High cluster load percentage

A high cluster load percentage and utilization does not necessarily mean that a cluster needs to be resized, but it could indicate that your cluster is overloaded.

A high cluster load percentage benchmark is relative, but generally anything above 60% is considered high.

If your cluster load and utilization is too high, but your operations are completing within an acceptable timeframe, requests are successful, and so on, you do not need to take any action.

However, if you find yourself experiencing any of the following issues, you might need to investigate and take action:

  • REST clients are receiving a high number of 429 errors.
  • gRPC clients are receiving a high number of RESOURCE_EXHAUSTED errors.
  • More and more commands or queries are timing out in your clients.
  • Web components are slowing down, or showing data that is severely out of date (for example, 1 hour).
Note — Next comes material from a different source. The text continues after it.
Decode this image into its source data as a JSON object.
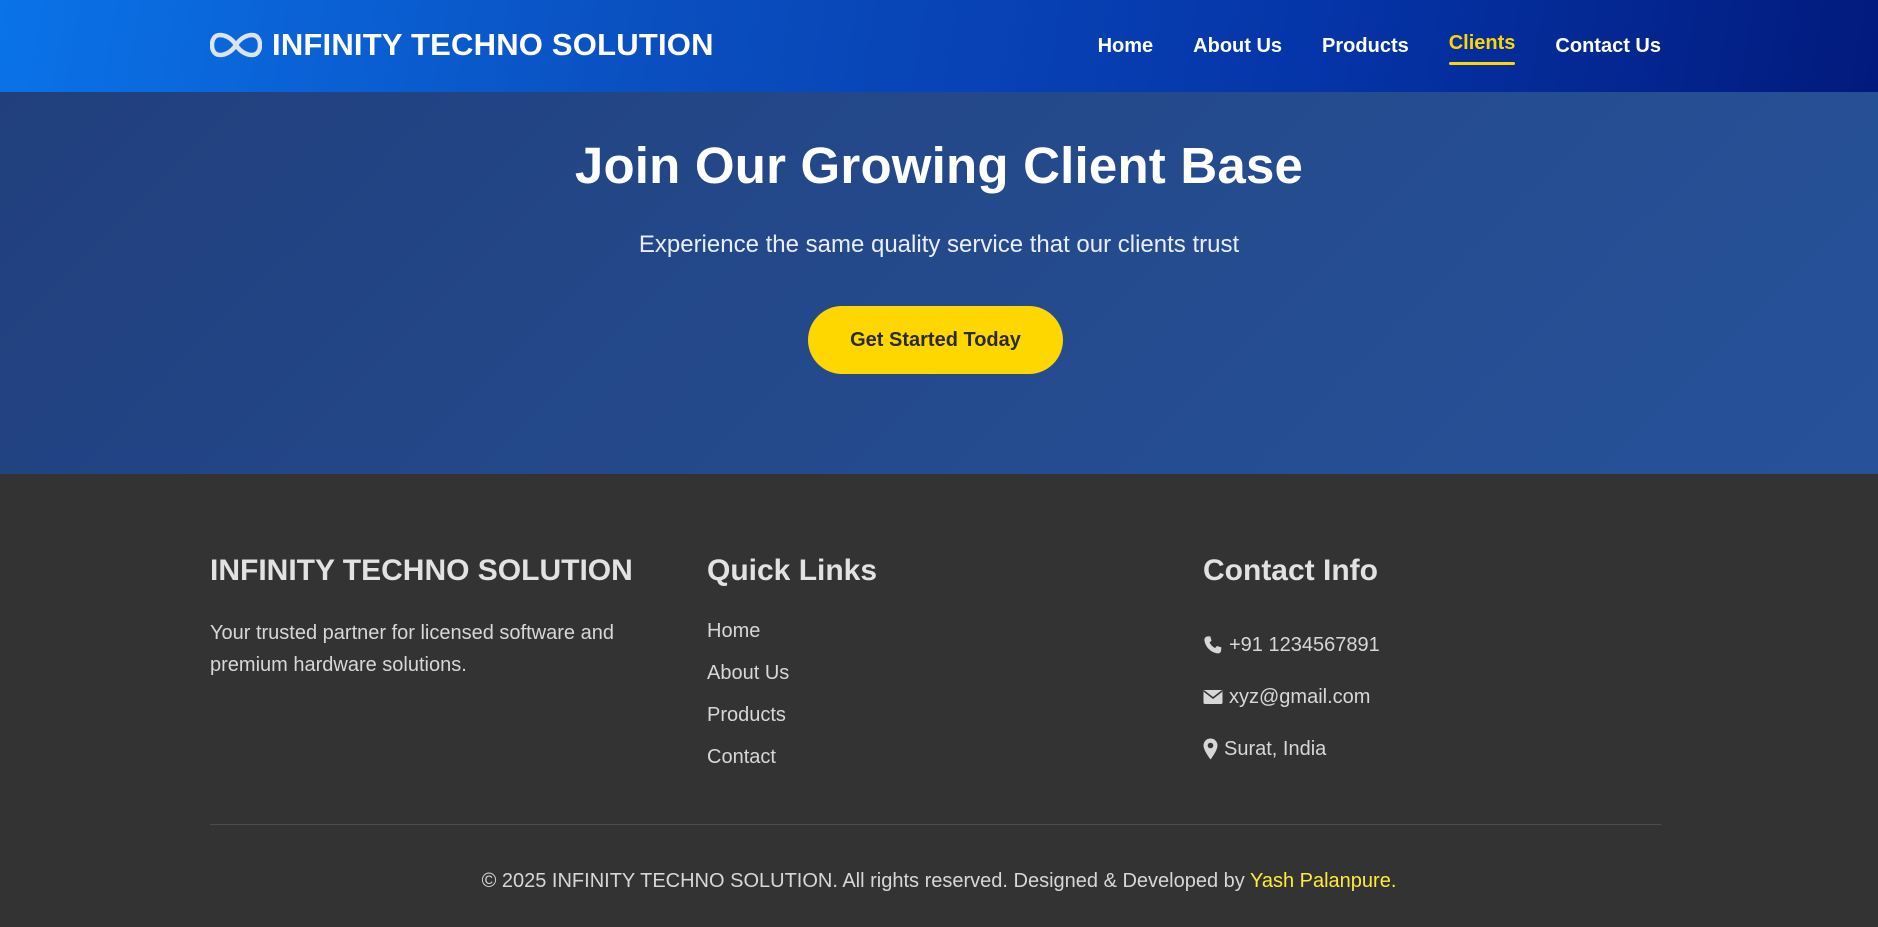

In this scenario, you should look at reducing the overall load on the cluster.

Reduce cluster load

If your cluster load and utilization is too high, you can help reduce it by:

  • Scaling down the load. For example, by stopping certain clients. Start with your least critical load, and continue from there.
  • Check your running process instances for known issues that cause high processing, such as:
    • Straight-through processing loops, where there are no wait states. For example, a sub process with an error boundary event which loops back to an activity leading into the sub-process. If you have an activity which consistently throws an error, this will result in a subtle infinite loop where the engine is stuck and cannot process anything else. You would have to cancel this instance, or contact support to force cancel it for you.
important

If your cluster load percentage remains high even after attempts to reduce it, you might need to increase your cluster size and scale. See cluster size and sizing your environment.

How cluster load percentage is calculated

Cluster load percentage is based on the cluster's flow control configuration.

Essentially, if flow control is configured, every partition is assigned a write rate and a write rate limit.

This means a partition's cluster load is defined as:

(writeRate / writeRateLimit)

This gives a value between 0 and 1, which is multiplied by 100 to give the partition load as a percentage.

The cluster load percentage is then the average of the load of all partitions in the cluster.

note
  • The partition load is only calculated and reported on the current partition leader.
  • It typically takes about five minutes for cluster load data to update with the latest information.